Second-order optimizers like L-BFGS make certain assumptions about the smoothness of the potential-energy surface that might not be true for all NNPs. A recent study from Filippo Bigi and co-workers shows that non-conservative NNPs perform worse on geometry-optimization benchmarks, particularly for second-order optimizers; we anticipate that other NNP architectural decisions will have similar impacts on optimization performance.

While MD-based optimizers like FIRE are allegedly better in contexts like this, since they make fewer assumptions about the nature of the potential-energy surface, our results show that FIRE is not significantly better on this benchmark.

We'd like to see more work on building noise-tolerant optimizers for NNPs. Papers like this work from Bastian Schaefer and co-workers suggest that it's possible to improve classic L-BFGS methods for noisy cases, but to our knowledge there aren't good implementations of this work or related methods for molecular geometry optimization. New optimization methods could help scientists better leverage advances in NNPs and conduct high-throughput calculations much more efficiently. If you're interested in working on this, please reach out to our team! We'd like to talk.

So, with all this in mind, let's try to answer the question in the title—if you're running optimizations with NNPs today, which optimizer should you use? Our results suggest that the ASE L-BFGS is the best plug-and-play choice right now—for almost every NNP, L-BFGS converges more structures, and L-BFGS structures have fewer imaginary frequencies. While there are plenty of reasons why you might choose a different optimizer (convergence control, constraints, and so on), we think that L-BFGS is an excellent "first choice" for routine work.

Updates

Friday, September 5, 2025. The Sella optimizer has weird defaults. For one, it defaults to running transition state optimizations; to instead optimize towards local minima, you have to explicitly pass order=0. For another, Sella defaults to using Cartesian coordinates; to switch to internal coordinates, you have to explictly pass internal=True.
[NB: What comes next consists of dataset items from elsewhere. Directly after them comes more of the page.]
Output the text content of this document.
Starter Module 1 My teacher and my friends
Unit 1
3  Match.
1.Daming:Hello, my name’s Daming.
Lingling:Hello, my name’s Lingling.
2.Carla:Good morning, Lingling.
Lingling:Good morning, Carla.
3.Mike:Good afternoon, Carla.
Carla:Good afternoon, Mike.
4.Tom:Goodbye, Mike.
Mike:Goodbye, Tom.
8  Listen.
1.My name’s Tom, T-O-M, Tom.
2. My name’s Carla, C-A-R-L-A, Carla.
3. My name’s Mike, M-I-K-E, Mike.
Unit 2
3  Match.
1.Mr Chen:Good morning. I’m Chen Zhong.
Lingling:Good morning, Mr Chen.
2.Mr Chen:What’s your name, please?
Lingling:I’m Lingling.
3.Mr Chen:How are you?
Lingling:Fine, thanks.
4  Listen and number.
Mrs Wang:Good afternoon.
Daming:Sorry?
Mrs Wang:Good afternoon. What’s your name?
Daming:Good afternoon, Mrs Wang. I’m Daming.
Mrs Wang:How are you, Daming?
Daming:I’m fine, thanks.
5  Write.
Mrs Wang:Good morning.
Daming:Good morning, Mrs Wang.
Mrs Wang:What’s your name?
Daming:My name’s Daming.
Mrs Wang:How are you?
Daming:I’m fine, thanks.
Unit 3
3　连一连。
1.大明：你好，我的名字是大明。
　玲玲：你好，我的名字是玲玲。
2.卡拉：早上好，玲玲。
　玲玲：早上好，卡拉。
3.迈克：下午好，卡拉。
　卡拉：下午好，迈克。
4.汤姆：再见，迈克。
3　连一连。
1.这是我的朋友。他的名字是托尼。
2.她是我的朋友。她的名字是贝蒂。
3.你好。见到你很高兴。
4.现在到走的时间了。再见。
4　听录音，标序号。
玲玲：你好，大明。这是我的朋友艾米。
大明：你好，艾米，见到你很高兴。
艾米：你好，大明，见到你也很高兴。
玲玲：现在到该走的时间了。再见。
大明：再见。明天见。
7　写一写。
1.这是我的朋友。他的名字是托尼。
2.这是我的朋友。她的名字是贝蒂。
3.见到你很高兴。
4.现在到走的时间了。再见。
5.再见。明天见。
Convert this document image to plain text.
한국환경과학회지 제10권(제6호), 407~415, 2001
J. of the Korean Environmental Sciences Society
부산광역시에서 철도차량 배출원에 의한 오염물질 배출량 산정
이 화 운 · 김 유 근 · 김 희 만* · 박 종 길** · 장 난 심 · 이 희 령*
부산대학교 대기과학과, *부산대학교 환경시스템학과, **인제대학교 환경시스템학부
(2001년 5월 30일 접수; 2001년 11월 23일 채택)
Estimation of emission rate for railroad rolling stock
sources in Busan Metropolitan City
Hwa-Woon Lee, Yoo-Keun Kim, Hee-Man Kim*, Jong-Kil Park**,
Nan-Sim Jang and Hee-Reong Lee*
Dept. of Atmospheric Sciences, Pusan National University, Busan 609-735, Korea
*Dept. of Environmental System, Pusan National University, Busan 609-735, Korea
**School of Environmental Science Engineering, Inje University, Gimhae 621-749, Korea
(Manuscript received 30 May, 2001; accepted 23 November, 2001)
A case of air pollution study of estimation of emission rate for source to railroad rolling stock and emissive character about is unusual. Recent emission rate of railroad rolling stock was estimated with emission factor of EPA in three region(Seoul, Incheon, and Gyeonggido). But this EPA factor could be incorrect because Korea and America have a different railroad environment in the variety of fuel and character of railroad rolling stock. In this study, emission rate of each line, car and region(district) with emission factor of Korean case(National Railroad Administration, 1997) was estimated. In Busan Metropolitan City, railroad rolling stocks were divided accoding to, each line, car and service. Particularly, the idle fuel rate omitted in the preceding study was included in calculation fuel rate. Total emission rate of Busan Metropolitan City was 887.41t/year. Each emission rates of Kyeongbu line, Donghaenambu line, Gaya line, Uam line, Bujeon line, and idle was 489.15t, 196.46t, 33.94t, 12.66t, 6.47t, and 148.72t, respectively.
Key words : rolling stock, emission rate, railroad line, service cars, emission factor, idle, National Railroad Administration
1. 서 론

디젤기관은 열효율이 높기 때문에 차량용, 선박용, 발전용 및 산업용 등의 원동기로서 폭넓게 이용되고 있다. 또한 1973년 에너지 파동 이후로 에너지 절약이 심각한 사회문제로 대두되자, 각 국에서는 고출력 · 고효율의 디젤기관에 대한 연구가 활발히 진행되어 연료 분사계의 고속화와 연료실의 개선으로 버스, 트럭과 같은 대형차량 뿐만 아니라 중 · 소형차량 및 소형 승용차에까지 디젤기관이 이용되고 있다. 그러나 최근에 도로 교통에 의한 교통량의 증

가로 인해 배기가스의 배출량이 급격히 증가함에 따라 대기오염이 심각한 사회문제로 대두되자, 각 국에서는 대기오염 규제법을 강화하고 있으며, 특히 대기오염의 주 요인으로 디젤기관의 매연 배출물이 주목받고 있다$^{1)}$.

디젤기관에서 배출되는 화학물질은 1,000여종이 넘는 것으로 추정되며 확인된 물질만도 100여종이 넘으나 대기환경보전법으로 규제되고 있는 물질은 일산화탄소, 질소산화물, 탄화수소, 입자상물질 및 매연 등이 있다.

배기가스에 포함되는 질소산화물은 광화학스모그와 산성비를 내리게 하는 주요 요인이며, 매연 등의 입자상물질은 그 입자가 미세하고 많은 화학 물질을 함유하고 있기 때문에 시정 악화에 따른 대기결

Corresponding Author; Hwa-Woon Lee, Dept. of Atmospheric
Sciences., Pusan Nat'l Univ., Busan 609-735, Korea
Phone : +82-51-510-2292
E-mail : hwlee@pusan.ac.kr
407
Our original tests were run using order=0 and no internal keyword argument, meaning Sella defaulted to running optimizations in Cartesian space. When running our test with Sella using internal coordinates, each optimization step took longer, but the overall optimization converged in far fewer steps. (We hope to do a more thorough wallclock-time-based optimizer study in the future.)

Looking at the results, we're impressed: using internal coordinates, Sella converged as many systems as ASE/L-BFGS, found more true minima than ASE/L-BFGS, and did so in fewer steps.

While ASE/L-BFGS remains a good optimizer choice, we think these new data suggest that Sella (with internal coordinates) is a better plug-and-play optimizer for use with NNPs. (And we're excited to continue studying this!)